Martin Koolhoven aura mis six ans à réaliser Brimstone, western franco-néerlandais, tourné en Europe avec des acteurs anglo-saxons. Et si son film appartient indubitablement à un genre inscrit en profondeur dans l’ADN du cinéma américain, les greffes continentales qu’il lui impose en font une œuvre mutante, aussi féroce que retorse.

Affiche

BRAVE NEW WORLD

Sous la surface azuréenne d’un lac baigné de soleil, des balles fusent, scindant l’image de voraces traînées de bulles, tandis qu’une voix féminine amorce le récit, et nous laisse entendre que nous allons assister au récit de vie d’une femme forte, une « guerrière ». Pourtant, quand nous découvrons Liz, trentenaire muette et mutique, devenue sage-femme d’une petite communauté de colon, pas évident de deviner la combattante derrière cette femme qu’on devine marquée par la vie.
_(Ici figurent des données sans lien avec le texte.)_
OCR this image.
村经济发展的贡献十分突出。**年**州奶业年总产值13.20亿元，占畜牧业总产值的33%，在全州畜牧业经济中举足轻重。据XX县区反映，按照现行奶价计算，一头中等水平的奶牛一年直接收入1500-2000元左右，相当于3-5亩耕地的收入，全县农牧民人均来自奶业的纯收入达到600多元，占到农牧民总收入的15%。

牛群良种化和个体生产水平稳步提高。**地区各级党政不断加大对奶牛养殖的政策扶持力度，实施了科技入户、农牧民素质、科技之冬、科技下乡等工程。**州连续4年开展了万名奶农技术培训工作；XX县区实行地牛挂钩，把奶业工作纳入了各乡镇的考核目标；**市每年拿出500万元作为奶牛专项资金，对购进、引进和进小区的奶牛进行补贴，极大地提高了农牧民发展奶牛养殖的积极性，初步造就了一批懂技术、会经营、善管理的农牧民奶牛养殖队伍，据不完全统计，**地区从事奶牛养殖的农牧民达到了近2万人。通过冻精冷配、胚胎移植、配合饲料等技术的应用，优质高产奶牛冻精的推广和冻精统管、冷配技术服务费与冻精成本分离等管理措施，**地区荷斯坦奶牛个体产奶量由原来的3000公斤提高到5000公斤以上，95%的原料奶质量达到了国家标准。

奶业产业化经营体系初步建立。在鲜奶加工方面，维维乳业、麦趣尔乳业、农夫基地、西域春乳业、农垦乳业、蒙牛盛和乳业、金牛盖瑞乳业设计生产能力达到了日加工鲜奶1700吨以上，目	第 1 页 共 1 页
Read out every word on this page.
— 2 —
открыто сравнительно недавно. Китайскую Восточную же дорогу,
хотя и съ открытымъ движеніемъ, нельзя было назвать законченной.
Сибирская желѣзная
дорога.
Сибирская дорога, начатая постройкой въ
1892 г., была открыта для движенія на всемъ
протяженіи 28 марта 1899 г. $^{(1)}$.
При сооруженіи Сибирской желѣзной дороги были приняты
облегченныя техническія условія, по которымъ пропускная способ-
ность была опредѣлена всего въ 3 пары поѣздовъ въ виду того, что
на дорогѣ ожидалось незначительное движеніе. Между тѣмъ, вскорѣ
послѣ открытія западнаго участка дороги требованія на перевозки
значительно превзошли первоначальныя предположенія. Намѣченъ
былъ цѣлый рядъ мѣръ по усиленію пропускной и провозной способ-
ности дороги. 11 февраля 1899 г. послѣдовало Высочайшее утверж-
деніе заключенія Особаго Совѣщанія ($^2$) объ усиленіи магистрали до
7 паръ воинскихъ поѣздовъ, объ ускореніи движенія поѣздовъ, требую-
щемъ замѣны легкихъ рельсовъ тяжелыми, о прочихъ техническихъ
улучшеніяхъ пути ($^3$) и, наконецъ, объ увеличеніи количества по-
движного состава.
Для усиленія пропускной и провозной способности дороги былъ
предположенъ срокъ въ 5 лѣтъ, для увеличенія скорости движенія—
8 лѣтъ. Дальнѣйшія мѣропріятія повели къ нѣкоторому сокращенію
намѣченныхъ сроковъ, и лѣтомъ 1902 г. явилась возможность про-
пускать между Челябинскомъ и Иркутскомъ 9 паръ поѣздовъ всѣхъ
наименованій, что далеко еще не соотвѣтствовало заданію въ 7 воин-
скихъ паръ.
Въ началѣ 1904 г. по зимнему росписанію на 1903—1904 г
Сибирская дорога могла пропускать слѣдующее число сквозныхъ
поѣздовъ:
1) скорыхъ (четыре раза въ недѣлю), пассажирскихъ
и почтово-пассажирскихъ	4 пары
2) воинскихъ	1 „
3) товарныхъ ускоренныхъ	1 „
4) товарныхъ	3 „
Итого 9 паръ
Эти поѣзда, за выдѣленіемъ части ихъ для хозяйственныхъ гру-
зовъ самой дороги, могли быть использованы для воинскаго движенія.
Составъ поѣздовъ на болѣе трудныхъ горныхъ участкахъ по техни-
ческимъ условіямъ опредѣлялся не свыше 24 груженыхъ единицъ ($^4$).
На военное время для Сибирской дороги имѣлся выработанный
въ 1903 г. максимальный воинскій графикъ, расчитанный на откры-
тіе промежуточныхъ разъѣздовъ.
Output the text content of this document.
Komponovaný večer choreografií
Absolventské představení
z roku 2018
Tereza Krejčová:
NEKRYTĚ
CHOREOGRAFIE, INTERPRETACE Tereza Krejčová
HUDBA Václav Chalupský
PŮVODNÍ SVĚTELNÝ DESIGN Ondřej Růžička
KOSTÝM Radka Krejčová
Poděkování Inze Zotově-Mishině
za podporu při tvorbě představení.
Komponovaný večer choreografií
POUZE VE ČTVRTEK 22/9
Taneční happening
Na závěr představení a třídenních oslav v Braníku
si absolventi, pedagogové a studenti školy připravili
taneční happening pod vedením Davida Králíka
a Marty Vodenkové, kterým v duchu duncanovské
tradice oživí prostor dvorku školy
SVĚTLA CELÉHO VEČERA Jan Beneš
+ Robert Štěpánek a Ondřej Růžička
Ce n’est que quelques minutes plus tard, lors d’une séquence à la fois impeccablement sobre et asphyxiante d’inexorabilité, que nous comprenons la nature de son combat. Sommée de choisir entre la vie d’une femme en couches et celle de son enfant, elle prendra la décision de sauver la première, précipitant alors son destin et celui de sa famille. Soudain perçue comme une meurtrière, celle qui aura choisi en lieu et place de Dieu va affronter – à nouveau – la furie d’un monde d’hommes qui la considère au mieux comme un bien matériel, au pire comme un esclave sexuel et déversoir à névroses.

 

Guy pearce Dakota Fanning

 

CECI EST MON SANG

Avec son goût immodéré pour l’ultra-violence, la cruauté stylisée et les mutilations en tout genre, Brimstone joue au funambule. Le métrage en appelle aux souvenirs de sous-genre pas franchement glorieux, notamment les « Women in Prison » (ou WIP), qui faisaient leur beurre des sévices infligés à d’innocentes brebis blondes. S’il n’est pas interdit d’y prendre un plaisir distancié et si le scénario sait s’en approcher, c’est toujours pour mieux en pulvériser les codes.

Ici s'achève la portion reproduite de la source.